主人公が、のほほんと能天気ながらもひたむきで、制御のための単調な訓練も文句も言わずやり続けているような人だからこそ、王太子もちょっとずつ彼女に惹かれていく。そして無邪気な笑顔を向けられたり頑張りましたよと言われるたびに破邪グッズがパァンしていく。面白すぎるんよ。ときめくたびにパァンする破邪グッズ、面白すぎるんだよ。
主人公、こんなまっすぐで頑張りやで、魅了魔法なんて無くともきっとモテるんだろうなっていうのがわかる。彼女がそういう性格になったのは魅了魔法のおかげで色んな人に愛されてきたからだろうけれど、だとしても魅了魔法が制御出来るようになり「うちの婚約者をたぶらかさないで!」と文句つけられても嬉しくなっちゃうような子だ。本当に素直で可愛い。こんな子に惚れるのはわかる。わかるけど、ことあるごとに王太子がパァンするの面白すぎるんだよ。めちゃくちゃときめくとパパパパパパァンとなるのも面白すぎるんだよ。
海で水着姿になったヒロインにパーカー着せて破壊力あげてパァンしてる王太子があまりに自爆で自滅すぎて笑ってしまった。しかも別キャラ視点では学校指定のモサい水着と表現される水着。ここが一番笑ったかもしれん。

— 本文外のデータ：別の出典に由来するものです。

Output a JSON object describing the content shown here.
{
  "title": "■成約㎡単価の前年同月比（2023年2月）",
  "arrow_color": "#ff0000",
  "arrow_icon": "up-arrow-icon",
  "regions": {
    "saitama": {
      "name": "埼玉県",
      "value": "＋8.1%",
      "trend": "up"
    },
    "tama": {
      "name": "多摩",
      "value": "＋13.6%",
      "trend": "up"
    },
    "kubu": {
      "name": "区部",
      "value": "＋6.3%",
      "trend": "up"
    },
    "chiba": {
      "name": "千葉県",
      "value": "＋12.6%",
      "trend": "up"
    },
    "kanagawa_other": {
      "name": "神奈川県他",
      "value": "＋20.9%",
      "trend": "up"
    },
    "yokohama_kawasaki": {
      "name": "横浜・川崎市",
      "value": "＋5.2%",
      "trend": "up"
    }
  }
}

作中のノリがおもしれー男すぎて、たまに挿絵でめちゃ格好いい王太子のビジュアルが出るとビビる。お前……おもしれー男なのに顔が良い……。
終盤、恋を自覚したヒロインがぐるぐる悩んだりようやくできたお友達に相談しまくったりぐるぐる悩み続けたりする。それでも全体的に明るくてコメディで面白くて、本人は暗くなって落ち込んでるんだろうけれども楽しく読めた。
恋でおかしくなっちゃってる人間って傍から見たら間違いなく面白いんだよな。そういう部分含めてすごく良いラブコメ。

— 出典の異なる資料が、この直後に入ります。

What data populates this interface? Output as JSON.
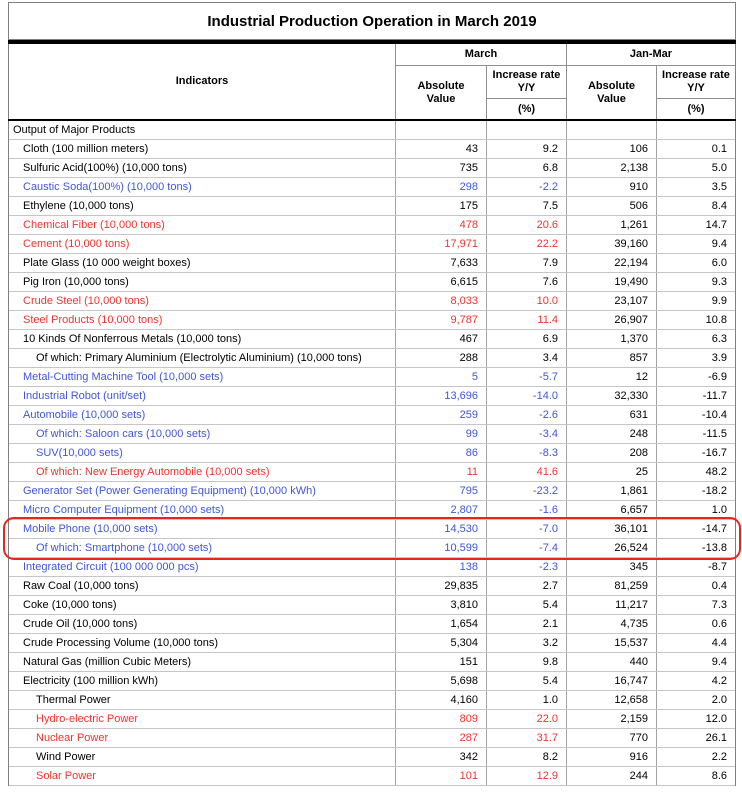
{
  "title": "Industrial Production Operation in March 2019",
  "header": {
    "indicators_label": "Indicators",
    "march_label": "March",
    "janmar_label": "Jan-Mar",
    "absolute_value_label": "Absolute Value",
    "increase_rate_label": "Increase rate Y/Y",
    "percent_label": "(%)"
  },
  "colors": {
    "blue_text": "#4156d6",
    "red_text": "#ee3430",
    "black_text": "#000000",
    "highlight_box": "#e5261b"
  },
  "rows": [
    {
      "label": "Output of Major Products",
      "indent": 0,
      "color": "black",
      "highlight": false,
      "values": [
        "",
        "",
        "",
        ""
      ]
    },
    {
      "label": "Cloth (100 million meters)",
      "indent": 1,
      "color": "black",
      "highlight": false,
      "values": [
        "43",
        "9.2",
        "106",
        "0.1"
      ]
    },
    {
      "label": "Sulfuric Acid(100%) (10,000 tons)",
      "indent": 1,
      "color": "black",
      "highlight": false,
      "values": [
        "735",
        "6.8",
        "2,138",
        "5.0"
      ]
    },
    {
      "label": "Caustic Soda(100%) (10,000 tons)",
      "indent": 1,
      "color": "blue",
      "highlight": false,
      "values": [
        "298",
        "-2.2",
        "910",
        "3.5"
      ]
    },
    {
      "label": "Ethylene (10,000 tons)",
      "indent": 1,
      "color": "black",
      "highlight": false,
      "values": [
        "175",
        "7.5",
        "506",
        "8.4"
      ]
    },
    {
      "label": "Chemical Fiber (10,000 tons)",
      "indent": 1,
      "color": "red",
      "highlight": false,
      "values": [
        "478",
        "20.6",
        "1,261",
        "14.7"
      ]
    },
    {
      "label": "Cement (10,000 tons)",
      "indent": 1,
      "color": "red",
      "highlight": false,
      "values": [
        "17,971",
        "22.2",
        "39,160",
        "9.4"
      ]
    },
    {
      "label": "Plate Glass (10 000 weight boxes)",
      "indent": 1,
      "color": "black",
      "highlight": false,
      "values": [
        "7,633",
        "7.9",
        "22,194",
        "6.0"
      ]
    },
    {
      "label": "Pig Iron (10,000 tons)",
      "indent": 1,
      "color": "black",
      "highlight": false,
      "values": [
        "6,615",
        "7.6",
        "19,490",
        "9.3"
      ]
    },
    {
      "label": "Crude Steel (10,000 tons)",
      "indent": 1,
      "color": "red",
      "highlight": false,
      "values": [
        "8,033",
        "10.0",
        "23,107",
        "9.9"
      ]
    },
    {
      "label": "Steel Products (10,000 tons)",
      "indent": 1,
      "color": "red",
      "highlight": false,
      "values": [
        "9,787",
        "11.4",
        "26,907",
        "10.8"
      ]
    },
    {
      "label": "10 Kinds Of Nonferrous Metals (10,000 tons)",
      "indent": 1,
      "color": "black",
      "highlight": false,
      "values": [
        "467",
        "6.9",
        "1,370",
        "6.3"
      ]
    },
    {
      "label": "Of which: Primary Aluminium (Electrolytic Aluminium) (10,000 tons)",
      "indent": 2,
      "color": "black",
      "highlight": false,
      "values": [
        "288",
        "3.4",
        "857",
        "3.9"
      ]
    },
    {
      "label": "Metal-Cutting Machine Tool (10,000 sets)",
      "indent": 1,
      "color": "blue",
      "highlight": false,
      "values": [
        "5",
        "-5.7",
        "12",
        "-6.9"
      ]
    },
    {
      "label": "Industrial Robot (unit/set)",
      "indent": 1,
      "color": "blue",
      "highlight": false,
      "values": [
        "13,696",
        "-14.0",
        "32,330",
        "-11.7"
      ]
    },
    {
      "label": "Automobile (10,000 sets)",
      "indent": 1,
      "color": "blue",
      "highlight": false,
      "values": [
        "259",
        "-2.6",
        "631",
        "-10.4"
      ]
    },
    {
      "label": "Of which: Saloon cars (10,000 sets)",
      "indent": 2,
      "color": "blue",
      "highlight": false,
      "values": [
        "99",
        "-3.4",
        "248",
        "-11.5"
      ]
    },
    {
      "label": "SUV(10,000 sets)",
      "indent": 2,
      "color": "blue",
      "highlight": false,
      "values": [
        "86",
        "-8.3",
        "208",
        "-16.7"
      ]
    },
    {
      "label": "Of which: New Energy Automobile (10,000 sets)",
      "indent": 2,
      "color": "red",
      "highlight": false,
      "values": [
        "11",
        "41.6",
        "25",
        "48.2"
      ]
    },
    {
      "label": "Generator Set (Power Generating Equipment) (10,000 kWh)",
      "indent": 1,
      "color": "blue",
      "highlight": false,
      "values": [
        "795",
        "-23.2",
        "1,861",
        "-18.2"
      ]
    },
    {
      "label": "Micro Computer Equipment (10,000 sets)",
      "indent": 1,
      "color": "blue",
      "highlight": false,
      "values": [
        "2,807",
        "-1.6",
        "6,657",
        "1.0"
      ]
    },
    {
      "label": "Mobile Phone (10,000 sets)",
      "indent": 1,
      "color": "blue",
      "highlight": true,
      "values": [
        "14,530",
        "-7.0",
        "36,101",
        "-14.7"
      ]
    },
    {
      "label": "Of which: Smartphone (10,000 sets)",
      "indent": 2,
      "color": "blue",
      "highlight": true,
      "values": [
        "10,599",
        "-7.4",
        "26,524",
        "-13.8"
      ]
    },
    {
      "label": "Integrated Circuit (100 000 000 pcs)",
      "indent": 1,
      "color": "blue",
      "highlight": false,
      "values": [
        "138",
        "-2.3",
        "345",
        "-8.7"
      ]
    },
    {
      "label": "Raw Coal (10,000 tons)",
      "indent": 1,
      "color": "black",
      "highlight": false,
      "values": [
        "29,835",
        "2.7",
        "81,259",
        "0.4"
      ]
    },
    {
      "label": "Coke (10,000 tons)",
      "indent": 1,
      "color": "black",
      "highlight": false,
      "values": [
        "3,810",
        "5.4",
        "11,217",
        "7.3"
      ]
    },
    {
      "label": "Crude Oil (10,000 tons)",
      "indent": 1,
      "color": "black",
      "highlight": false,
      "values": [
        "1,654",
        "2.1",
        "4,735",
        "0.6"
      ]
    },
    {
      "label": "Crude Processing Volume (10,000 tons)",
      "indent": 1,
      "color": "black",
      "highlight": false,
      "values": [
        "5,304",
        "3.2",
        "15,537",
        "4.4"
      ]
    },
    {
      "label": "Natural Gas (million Cubic Meters)",
      "indent": 1,
      "color": "black",
      "highlight": false,
      "values": [
        "151",
        "9.8",
        "440",
        "9.4"
      ]
    },
    {
      "label": "Electricity (100 million kWh)",
      "indent": 1,
      "color": "black",
      "highlight": false,
      "values": [
        "5,698",
        "5.4",
        "16,747",
        "4.2"
      ]
    },
    {
      "label": "Thermal Power",
      "indent": 2,
      "color": "black",
      "highlight": false,
      "values": [
        "4,160",
        "1.0",
        "12,658",
        "2.0"
      ]
    },
    {
      "label": "Hydro-electric Power",
      "indent": 2,
      "color": "red",
      "highlight": false,
      "values": [
        "809",
        "22.0",
        "2,159",
        "12.0"
      ]
    },
    {
      "label": "Nuclear Power",
      "indent": 2,
      "color": "red",
      "highlight": false,
      "values": [
        "287",
        "31.7",
        "770",
        "26.1"
      ]
    },
    {
      "label": "Wind Power",
      "indent": 2,
      "color": "black",
      "highlight": false,
      "values": [
        "342",
        "8.2",
        "916",
        "2.2"
      ]
    },
    {
      "label": "Solar Power",
      "indent": 2,
      "color": "red",
      "highlight": false,
      "values": [
        "101",
        "12.9",
        "244",
        "8.6"
      ]
    }
  ]
}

設定的にこれって一歩間違ったらすごい暗い話になりかねなくて、魅了魔法垂れ流し主人公って相当やばいんだよ。ある程度免疫があるだろう教師すらじわじわと侵食していくほどの強力な魔法を無自覚で制御もなしに垂れ流す。いるだけで親の商談がまとまるほどに強制的に周囲からの愛を得る。

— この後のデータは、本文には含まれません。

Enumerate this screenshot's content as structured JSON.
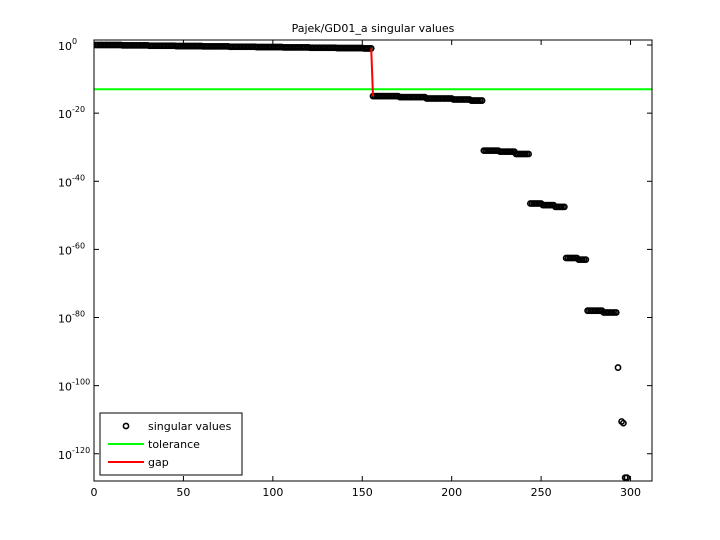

そんな化け物、それこそ作中で言われていたとおり、保護という名目の監禁が行われたっておかしくないし、処されるか国家のために利用されたとしてもおかしくない。
だけど王太子の「嫁探しが捗らん!」のせいで明るくなってるし、あまちゃんというかぬるめの王太子のおかげで制御訓練から始まったので、ポップで明るい話になってた。
自分の脳力を自覚したときの主人公も前向きでほんと良かった、一歩間違ったら星へ行く船のあゆみちゃんじゃん、めっちゃ悩んじゃうじゃん。そうじゃなくてほんと良かった。
終始ギャグで面白くて笑えて明るい気分になれるラブコメだった。